The Bad Dads of One Battle After Another look like respectable, upstanding citizens who pay their taxes, or at least pay someone a lot of money so they pay very little taxes. We understand them immediately: they’re paragons of respectability, leaders in their community, deacons in their churches, and sponsors of Little League teams. They have immaculate dental health. Their lawns are mowed. And they are craven and heartless villains, obsessed with regenerating their own power. They are despicable, and they are ridiculous — and they absolutely live amongst us.
The Good Dads of One Battle After Another, by contrast, look like social problems. When Bob gets arrested while on the run during a protest, he’s carted into the gen pop holding tank, even though he’s wanted by the feds, because he looks like he’s unhoused.
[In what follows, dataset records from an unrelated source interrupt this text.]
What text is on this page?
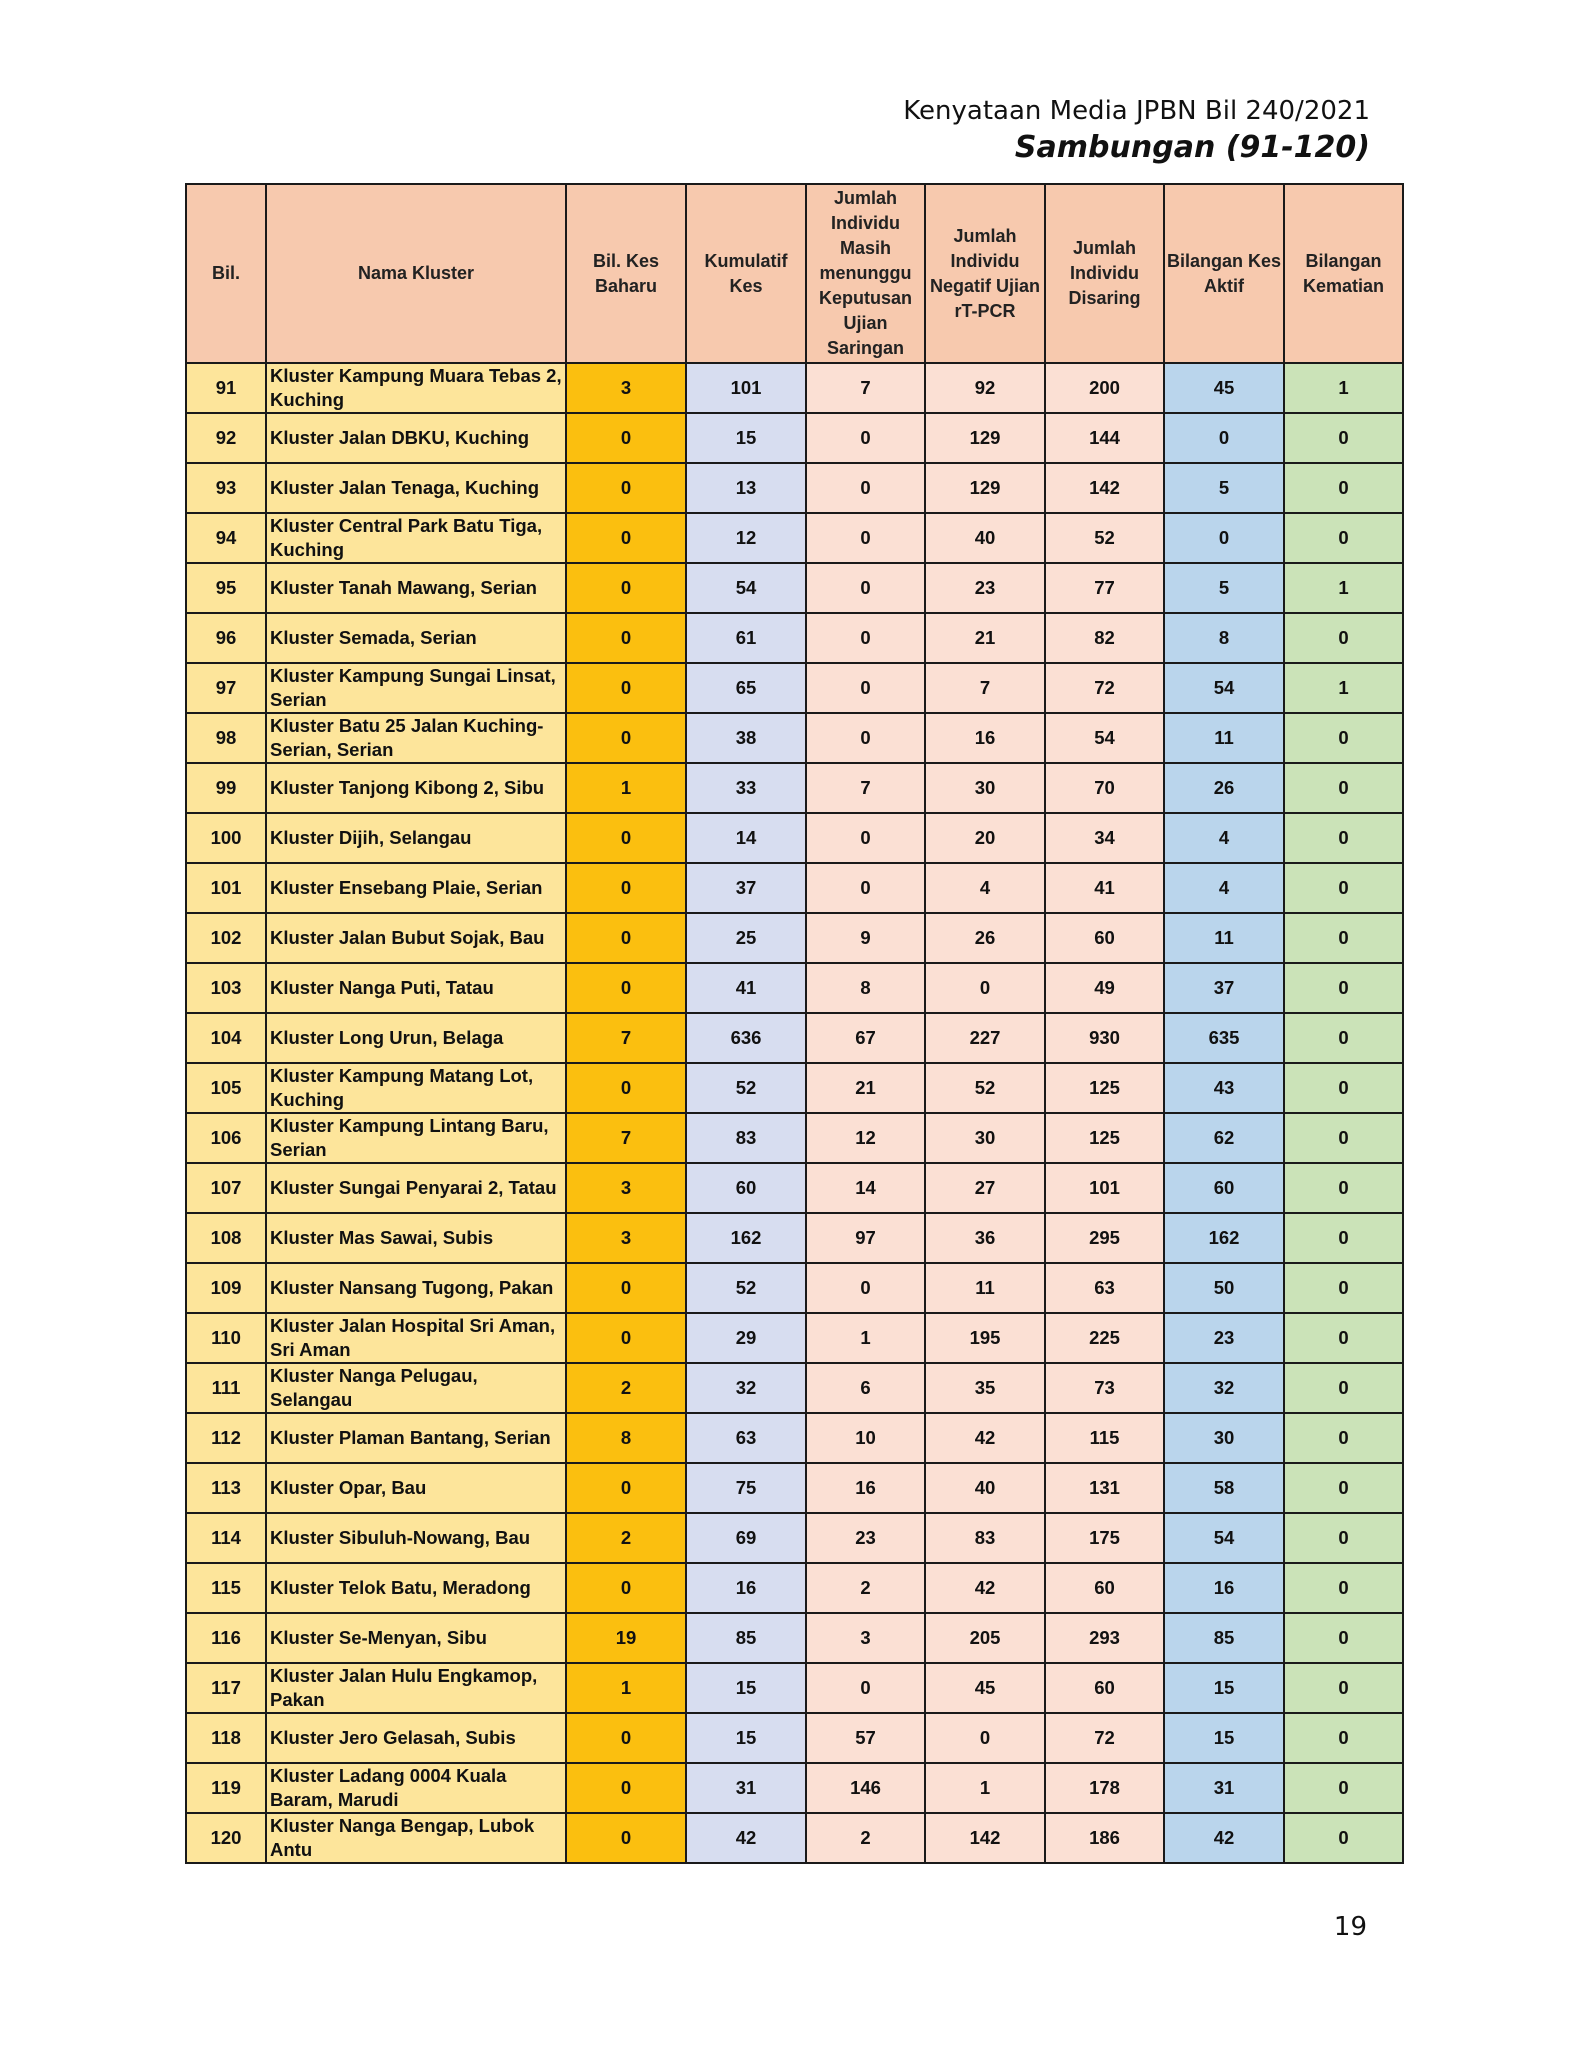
Kenyataan Media JPBN Bil 240/2021
Sambungan (91-120)
Bil.	Nama Kluster	Bil. Kes Baharu	Kumulatif Kes	Jumlah Individu Masih menunggu Keputusan Ujian Saringan	Jumlah Individu Negatif Ujian rT-PCR	Jumlah Individu Disaring	Bilangan Kes Aktif	Bilangan Kematian
91	Kluster Kampung Muara Tebas 2, Kuching	3	101	7	92	200	45	1
92	Kluster Jalan DBKU, Kuching	0	15	0	129	144	0	0
93	Kluster Jalan Tenaga, Kuching	0	13	0	129	142	5	0
94	Kluster Central Park Batu Tiga, Kuching	0	12	0	40	52	0	0
95	Kluster Tanah Mawang, Serian	0	54	0	23	77	5	1
96	Kluster Semada, Serian	0	61	0	21	82	8	0
97	Kluster Kampung Sungai Linsat, Serian	0	65	0	7	72	54	1
98	Kluster Batu 25 Jalan Kuching-Serian, Serian	0	38	0	16	54	11	0
99	Kluster Tanjong Kibong 2, Sibu	1	33	7	30	70	26	0
100	Kluster Dijih, Selangau	0	14	0	20	34	4	0
101	Kluster Ensebang Plaie, Serian	0	37	0	4	41	4	0
102	Kluster Jalan Bubut Sojak, Bau	0	25	9	26	60	11	0
103	Kluster Nanga Puti, Tatau	0	41	8	0	49	37	0
104	Kluster Long Urun, Belaga	7	636	67	227	930	635	0
105	Kluster Kampung Matang Lot, Kuching	0	52	21	52	125	43	0
106	Kluster Kampung Lintang Baru, Serian	7	83	12	30	125	62	0
107	Kluster Sungai Penyarai 2, Tatau	3	60	14	27	101	60	0
108	Kluster Mas Sawai, Subis	3	162	97	36	295	162	0
109	Kluster Nansang Tugong, Pakan	0	52	0	11	63	50	0
110	Kluster Jalan Hospital Sri Aman, Sri Aman	0	29	1	195	225	23	0
111	Kluster Nanga Pelugau, Selangau	2	32	6	35	73	32	0
112	Kluster Plaman Bantang, Serian	8	63	10	42	115	30	0
113	Kluster Opar, Bau	0	75	16	40	131	58	0
114	Kluster Sibuluh-Nowang, Bau	2	69	23	83	175	54	0
115	Kluster Telok Batu, Meradong	0	16	2	42	60	16	0
116	Kluster Se-Menyan, Sibu	19	85	3	205	293	85	0
117	Kluster Jalan Hulu Engkamop, Pakan	1	15	0	45	60	15	0
118	Kluster Jero Gelasah, Subis	0	15	57	0	72	15	0
119	Kluster Ladang 0004 Kuala Baram, Marudi	0	31	146	1	178	31	0
120	Kluster Nanga Bengap, Lubok Antu	0	42	2	142	186	42	0
19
But those Good Dads, along with their daughters and friends and fellow travelers, are the beating, beautiful heart of this movie. And they, too, live amongst us.
In her essay collection Thick, sociologist Tressie McMillan Cottom explains what it means for a person of color to “know our whites”:
“To know our whites is to understand the psychology of white people and the elasticity of whiteness,” she writes. “It is to be intimate with some white persons but to critically withhold faith in white people categorically. It is to anticipate white people’s emotions and fears and grievances, because their issues are singularly our problem. To know our whites is to survive without letting bitterness rot your soul.”